590) The benefits that come with the cloud can also come from a storage product.

Wednesday, March 13, 2019

Today we continue discussing the best practice from storage engineering:

578) This export of logic is very helpful in overcoming the limitations of static  configuration and reload of service. Regardless of the need for a runtime to execute the logic, even listenable config values can help with changes to rules.

579) The rules can be flat conjunctive filters or expression trees. Their evaluation is in program order.

580) The outcome of the processing of rules is the treatment given to the resource. There can be classes in outcome.

581) The number of rules is generally not a concern to compute and it is also not a concern of storage. However, the maintenance of rules is a significant onus and is preferable to avoid first.

582) The type of rules and the classes of outcome generally don’t change even in most heavily used filters. IPSec for example has a lot of attributes to secure the network but its type of rules and outcomes are well-known. Rules can therefore be rewritten periodically to make them more efficient.

583) Storage products have a tendency to accumulate user artifacts such as rules, containers and settings. It should be easy to migrate and upgrade them.

584) The migration mentioned above is preferable to be done via user friendly mechanism because they matter more to the user than to the system.

585) There are several times that customers will run into issues with upgrade and migration. Unfortunately, there is usually no dry run for the instance. One of the best techniques is to plan the upgrade.

Tuesday, March 12, 2019

Today we continue discussing the best practice from storage engineering:

574) If the range of sequences can be limited to a window, the user and application can take on much of the processing relieving the compute requirements from storage. Such intensive scripts can run anywhere the user wants as long as the data is available.

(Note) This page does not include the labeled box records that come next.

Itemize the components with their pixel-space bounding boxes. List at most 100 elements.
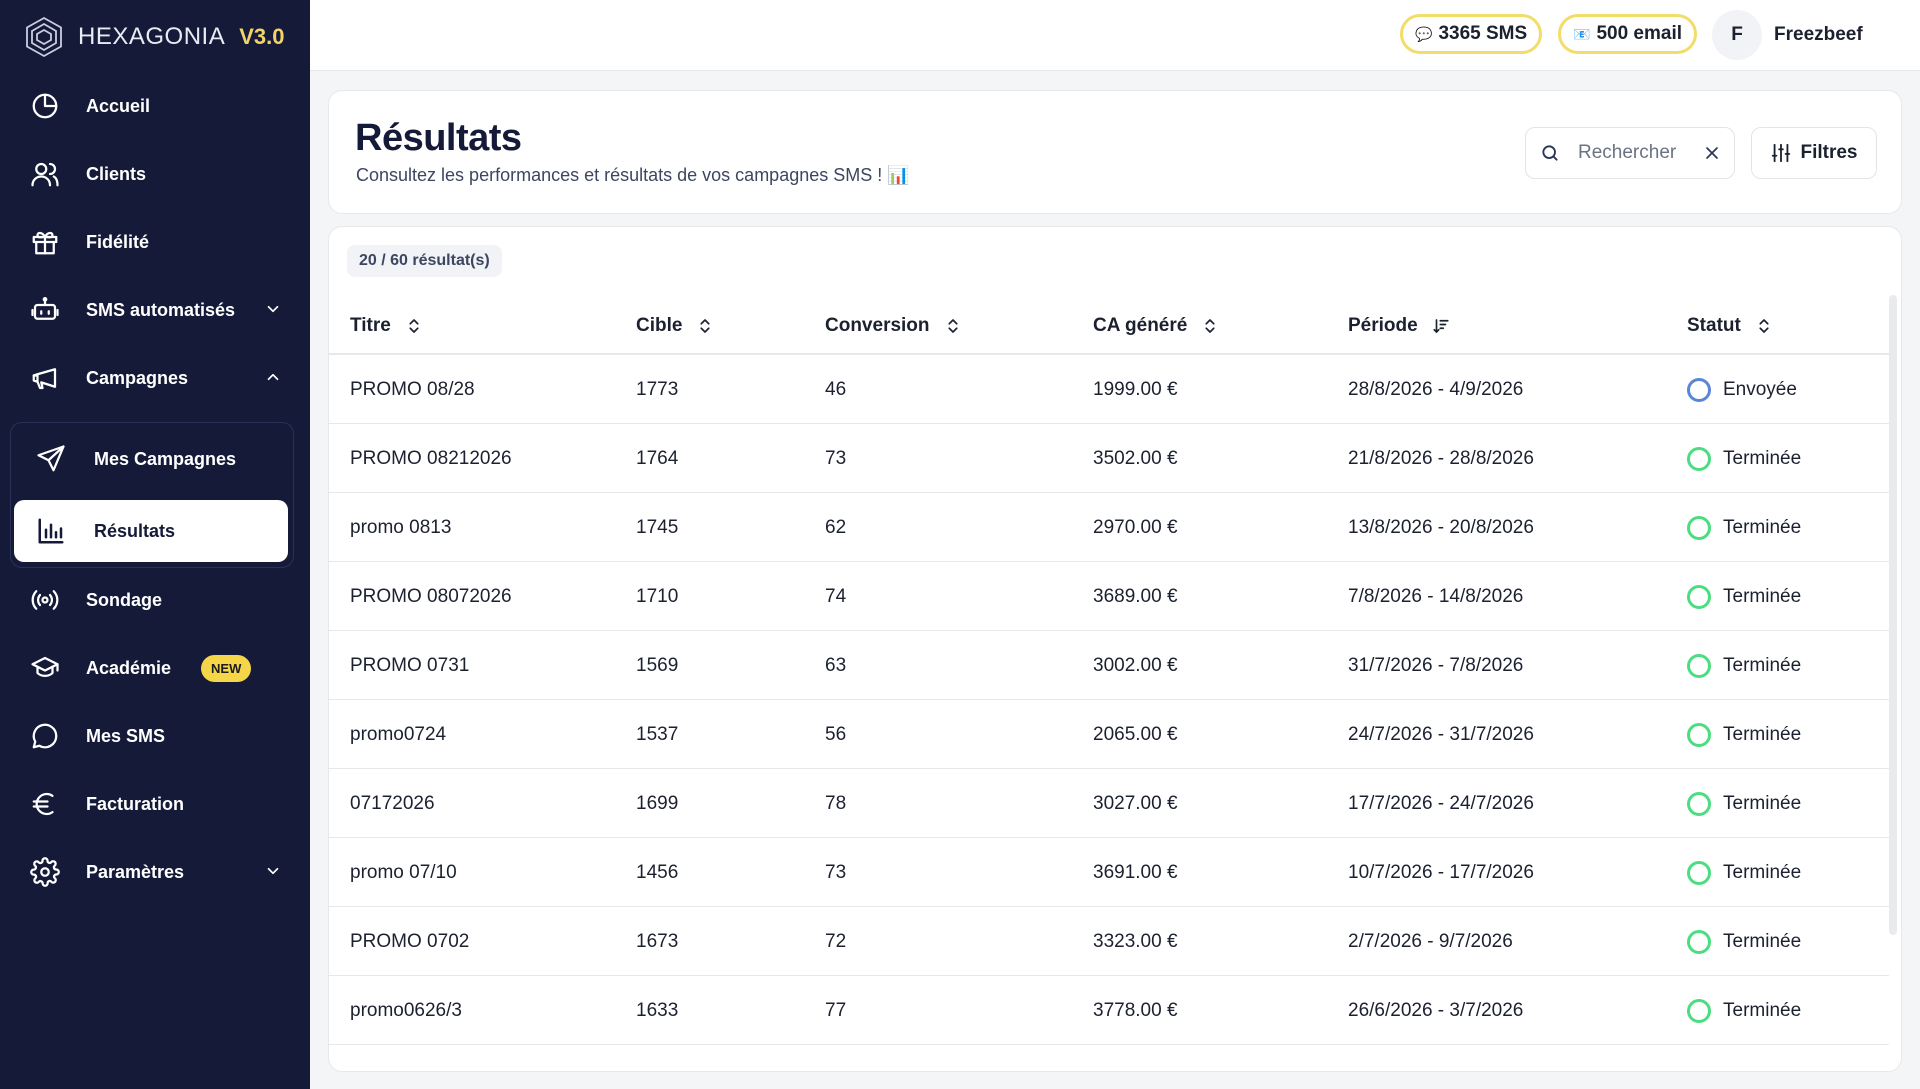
sidebar-item-mes-sms[interactable]: Mes SMS (0, 708, 310, 764)
sidebar-item-label: Fidélité (86, 231, 150, 252)
sidebar-item-clients[interactable]: Clients (0, 146, 310, 202)
status-label: Terminée (1723, 516, 1802, 538)
cell-conversion: 63 (825, 654, 847, 676)
cell-ca-genere: 3689.00 € (1093, 585, 1178, 607)
pie-chart-icon (30, 91, 60, 121)
status-circle-icon (1687, 377, 1711, 402)
sidebar-item-fidelite[interactable]: Fidélité (0, 214, 310, 270)
username[interactable]: Freezbeef (1774, 24, 1863, 46)
cell-titre: promo0724 (350, 723, 447, 745)
column-label: Conversion (825, 315, 930, 336)
cell-conversion: 73 (825, 447, 847, 469)
cell-statut: Terminée (1687, 562, 1801, 631)
cell-statut: Terminée (1687, 769, 1801, 838)
table-row[interactable]: PROMO 08072026 1710 74 3689.00 € 7/8/2026 - … (329, 562, 1889, 631)
cell-ca-genere: 3323.00 € (1093, 930, 1178, 952)
sidebar-item-mes-campagnes[interactable]: Mes Campagnes (14, 428, 288, 490)
cell-ca-genere: 1999.00 € (1093, 378, 1178, 400)
status-circle-icon (1687, 998, 1711, 1023)
cell-titre: PROMO 0702 (350, 930, 470, 952)
column-header-statut[interactable]: Statut (1687, 297, 1773, 355)
column-label: Titre (350, 315, 391, 336)
avatar[interactable]: F (1712, 10, 1762, 60)
sms-credits-value: 3365 SMS (1438, 23, 1528, 44)
sidebar-item-facturation[interactable]: Facturation (0, 776, 310, 832)
sidebar-item-campagnes[interactable]: Campagnes (0, 350, 310, 406)
sidebar-item-resultats[interactable]: Résultats (14, 500, 288, 562)
table-row[interactable]: promo0626/3 1633 77 3778.00 € 26/6/2026 - 3/… (329, 976, 1889, 1045)
status-label: Terminée (1723, 447, 1802, 469)
column-label: Cible (636, 315, 683, 336)
table-row[interactable]: PROMO 08212026 1764 73 3502.00 € 21/8/2026 -… (329, 424, 1889, 493)
column-label: Statut (1687, 315, 1741, 336)
sidebar-item-accueil[interactable]: Accueil (0, 78, 310, 134)
cell-conversion: 56 (825, 723, 847, 745)
sidebar-item-sondage[interactable]: Sondage (0, 572, 310, 628)
chevron-down-icon[interactable] (264, 862, 282, 880)
status-circle-icon (1687, 584, 1711, 609)
cell-cible: 1710 (636, 585, 679, 607)
cell-cible: 1745 (636, 516, 679, 538)
status-circle-icon (1687, 653, 1711, 678)
cell-cible: 1773 (636, 378, 679, 400)
gear-icon (30, 857, 60, 887)
search-input[interactable] (1578, 142, 1708, 164)
sidebar-item-sms-automatises[interactable]: SMS automatisés (0, 282, 310, 338)
cell-ca-genere: 3002.00 € (1093, 654, 1178, 676)
search-box[interactable] (1525, 127, 1735, 179)
status-circle-icon (1687, 929, 1711, 954)
cell-periode: 24/7/2026 - 31/7/2026 (1348, 723, 1534, 745)
euro-icon (30, 789, 60, 819)
status-label: Terminée (1723, 861, 1802, 883)
sidebar-item-label: Sondage (86, 589, 163, 610)
sort-icon (700, 319, 711, 333)
table-row[interactable]: promo 0813 1745 62 2970.00 € 13/8/2026 - 20/… (329, 493, 1889, 562)
status-circle-icon (1687, 515, 1711, 540)
chevron-up-icon[interactable] (264, 368, 282, 386)
email-credits-value: 500 email (1596, 23, 1683, 44)
column-header-cible[interactable]: Cible (636, 297, 714, 355)
sidebar-item-label: Campagnes (86, 367, 189, 388)
column-header-conversion[interactable]: Conversion (825, 297, 962, 355)
cell-periode: 2/7/2026 - 9/7/2026 (1348, 930, 1513, 952)
cell-conversion: 73 (825, 861, 847, 883)
status-circle-icon (1687, 860, 1711, 885)
scrollbar[interactable] (1889, 295, 1897, 935)
cell-cible: 1569 (636, 654, 679, 676)
column-header-periode[interactable]: Période (1348, 297, 1450, 355)
cell-conversion: 74 (825, 585, 847, 607)
filters-button[interactable]: Filtres (1751, 127, 1877, 179)
cell-titre: PROMO 08072026 (350, 585, 512, 607)
table-row[interactable]: PROMO 08/28 1773 46 1999.00 € 28/8/2026 - 4/… (329, 355, 1889, 424)
column-label: Période (1348, 315, 1418, 336)
table-row[interactable]: PROMO 0731 1569 63 3002.00 € 31/7/2026 - 7/8… (329, 631, 1889, 700)
close-icon[interactable] (1702, 143, 1722, 163)
brand[interactable]: HEXAGONIA V3.0 (22, 14, 284, 60)
table-row[interactable]: 07172026 1699 78 3027.00 € 17/7/2026 - 24/7/… (329, 769, 1889, 838)
cell-periode: 31/7/2026 - 7/8/2026 (1348, 654, 1524, 676)
sidebar-item-label: Facturation (86, 793, 185, 814)
column-header-ca-genere[interactable]: CA généré (1093, 297, 1219, 355)
table-row[interactable]: promo0724 1537 56 2065.00 € 24/7/2026 - 31/7… (329, 700, 1889, 769)
email-credits-badge[interactable]: 📧 500 email (1558, 14, 1698, 54)
sidebar-item-label: Résultats (94, 520, 176, 541)
sidebar-item-label: Académie (86, 657, 172, 678)
cell-cible: 1764 (636, 447, 679, 469)
column-header-titre[interactable]: Titre (350, 297, 423, 355)
sidebar-item-parametres[interactable]: Paramètres (0, 844, 310, 900)
sms-credits-badge[interactable]: 💬 3365 SMS (1400, 14, 1543, 54)
cell-titre: PROMO 0731 (350, 654, 470, 676)
cell-periode: 21/8/2026 - 28/8/2026 (1348, 447, 1534, 469)
column-label: CA généré (1093, 315, 1188, 336)
cell-statut: Terminée (1687, 976, 1801, 1045)
cell-ca-genere: 3502.00 € (1093, 447, 1178, 469)
sidebar-item-academie[interactable]: Académie NEW (0, 640, 310, 696)
table-row[interactable]: promo 07/10 1456 73 3691.00 € 10/7/2026 - 17… (329, 838, 1889, 907)
cell-conversion: 46 (825, 378, 847, 400)
cell-statut: Terminée (1687, 907, 1801, 976)
table-row[interactable]: PROMO 0702 1673 72 3323.00 € 2/7/2026 - 9/7/… (329, 907, 1889, 976)
gift-icon (30, 227, 60, 257)
sidebar-item-label: Paramètres (86, 861, 185, 882)
chevron-down-icon[interactable] (264, 300, 282, 318)
cell-cible: 1699 (636, 792, 679, 814)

575) If logic pertains specifically to some data and applicable only to that data, it is possible to register logic and load a runtime to execute that logic specific to data just as it is possible to externalize query processing over an iterative data set.

576) There are several containers for logic usually packaged as modules and they can be invoke by a common runtime. However, at its simplest form, this logic is merely a set of rules.

577) The rules are scoped to the artifacts they secure. For system wide resources, there is only a singleton. For user resources, they can be dynamically fetched and executed as long as they are registered.

578) This export of logic is very helpful in
overcoming the limitations of static
configuration and reload of service.
Regardless of the need for a runtime to execute the logic,
even listenable config values can help with changes to rules.



Monday, March 11, 2019

Today we continue discussing the best practice from storage engineering:

571) Storage products often make use of bitmap index to store sequences efficiently when they are rather sparse. Bitmaps also help with conjunctive filters and this is useful in sequences with repeating members

572) The sequences can be more efficiently queried than standard query operators if the predicates are pushed down closer to the storage.

573) Sequences work well with bloom filters which test whether a member is part of the sequence or not. Sometimes it is enough to rule out that a member is not part of the set

574) If the range of sequences can be limited to a window, the user and application can take on much of the processing relieving the compute requirements from storage. Such intensive scripts can run anywhere the user wants as long as the data is available.

575) If logic pertains specifically to some data and applicable only to that data, it is possible to register logic and load a runtime to execute that logic specific to data just as it is possible to externalize query processing over an iterative data set.


#codingexercise
GetCombinations with repetitions for r items among n
int GetCombinations (int n, int r) {
return GetNChooseK ( (n+r-1) , r ) ;
}

We put n objects in k bins with (n-1) Choose  (k-1)
int getGroups ( int n, int k) {
      return GetNChooseK (n-1, k-1);
}

We can do permutations with n!/(n-r)!